24 INDIKATOR KESEHATAN DALAM IPKM
Salah satu indikator penting dalam pembangunan adalah Human Development Index (HDI)/ Indeks Pembangunan Manusia (IPM) yang terdiri dari indeks ekonomi (pendapatan riil per kapita), indeks pendidikan (angka melek huruf dan lama sekolah), dan indeks kesehatan (umur harapan hidup waktu lahir).
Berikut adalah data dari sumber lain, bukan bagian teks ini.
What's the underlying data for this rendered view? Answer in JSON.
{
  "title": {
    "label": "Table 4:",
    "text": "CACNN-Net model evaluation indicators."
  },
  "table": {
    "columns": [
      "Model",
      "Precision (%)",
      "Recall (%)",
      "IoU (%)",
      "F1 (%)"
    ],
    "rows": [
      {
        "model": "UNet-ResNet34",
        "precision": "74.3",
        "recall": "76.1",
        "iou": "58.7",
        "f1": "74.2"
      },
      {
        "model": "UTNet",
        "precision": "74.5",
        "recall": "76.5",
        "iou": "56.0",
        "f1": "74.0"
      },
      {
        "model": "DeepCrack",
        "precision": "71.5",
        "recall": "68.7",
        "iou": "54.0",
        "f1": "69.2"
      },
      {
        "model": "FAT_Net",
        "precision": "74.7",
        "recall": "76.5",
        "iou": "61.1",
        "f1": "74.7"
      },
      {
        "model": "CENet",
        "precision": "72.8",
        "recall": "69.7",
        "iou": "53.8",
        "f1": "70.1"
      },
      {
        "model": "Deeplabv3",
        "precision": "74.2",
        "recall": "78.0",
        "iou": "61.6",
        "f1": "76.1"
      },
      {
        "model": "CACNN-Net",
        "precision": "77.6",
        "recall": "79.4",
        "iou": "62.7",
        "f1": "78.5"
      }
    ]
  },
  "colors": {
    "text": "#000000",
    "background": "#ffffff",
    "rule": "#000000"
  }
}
Untuk menentukan peringkat
kabupaten/kota dalam pembangunan kesehatan disusunlah Indeks Pembangunan
Kesehatan Masyarakat (IPKM) yaitu indikator komposit yang menggambarkan
kemajuan pembangunan kesehatan,dirumuskan dari data kesehatan
berbasis komunitas yaitu Riset Kesehatan Dasar (Riskesdas), Survei
Sosial Ekonomi Nasional (Susenas), dan Survei Potensi Desa (Podes).
Ada
24 indikator kesehatan yang digunakan dalam IPKM dengan nilai korelasi
UHH yang tertinggi. Indikator kesehatan tersebut adalah prevalensi
balita gizi buruk dan kurang, prevalensi balita sangat pendek dan
pendek, prevalensi balita sangat kurus dan kurus, prevalensi balita
gemuk, prevalensi diare, prevalensi pnemonia, prevalensi hipertensi,
prevalensi gangguan mental, prevalensi asma, prevalensi penyakit gigi
dan mulut, prevalensi disabilitas, prevalensi cedera, prevalensi
penyakit sendi, prevalensi ISPA, proporsi perilaku cuci tangan, proporsi
merokok tiap hari, akses air bersih, akses sanitasi, cakupan persalinan
oleh nakes, cakupan pemeriksaan neonatal-1, cakupan imunisasi lengkap,
cakupan penimbangan balita, ratio Dokter/Puskesmas, dan ratio
bidan/desa.
Demikian
paparan Dr. dr. Trihono, M.Sc Kepala Badan Penelitian dan Pengembangan
Kesehatan (Litbangkes) saat temu media, Jumat, 26 November 2010, di
Jakarta. Hadir dalam kesempatan tersebut Prof. Purnawan Junadi dari
Fakultas Kesehatan Masyarakat Universitas Indonesia (FKM-UI).
Selain
menentukan peringkat pembangunan kesehatan kab/kota, IPKM dapat menjadi
acuan pemerintah daerah (Pemda) membuat program intervensi yang lebih
tepat, bahan advokasi ke Pemda agar terpacu menaikkan peringkat
kesehatannya, perumusan daerah bermasalah kesehatan berat/khusus
(DBKBK), dasar penentuan alokasi dana bantuan kesehatan dari pusat ke
daerah, dan membantu Kementerian Negara Pembangunan Daerah Tertinggal
(KMPDT) dalam membangun kab/kota.
Berdasar
hasil Riskesdas 2007, dari 440 kabupaten/kota diperoleh peringkat
masing-masing kota dan kabupaten dengan tingkat kesehatan terbaik hingga
terburuk. Hasil IPKM terlihat nilai terendah atau tingkat kesehatannya
buruk adalah daerah Pegunungan Bintang, Papua (0,247059) dan tertinggi
adalah Kota Magelang, Jateng (0,708959).
Kabupaten/kota
mempunyai masalah kesehatan yang berbeda, bergantung kepada keadaan 24
indikator kesehatan yang masuk dalam IPKM. Seperti perbedaan IPKM antara
Kab. Gianyar dan Manggarai, dimana peringkat IPKM Kab. Gianyar lebih
baik dibanding Manggarai, namun perilaku cuci tangan lebih banyak di
Kab. Manggarai dibanding Kab. Gianyar. Begitu pula kasus diare di Kab.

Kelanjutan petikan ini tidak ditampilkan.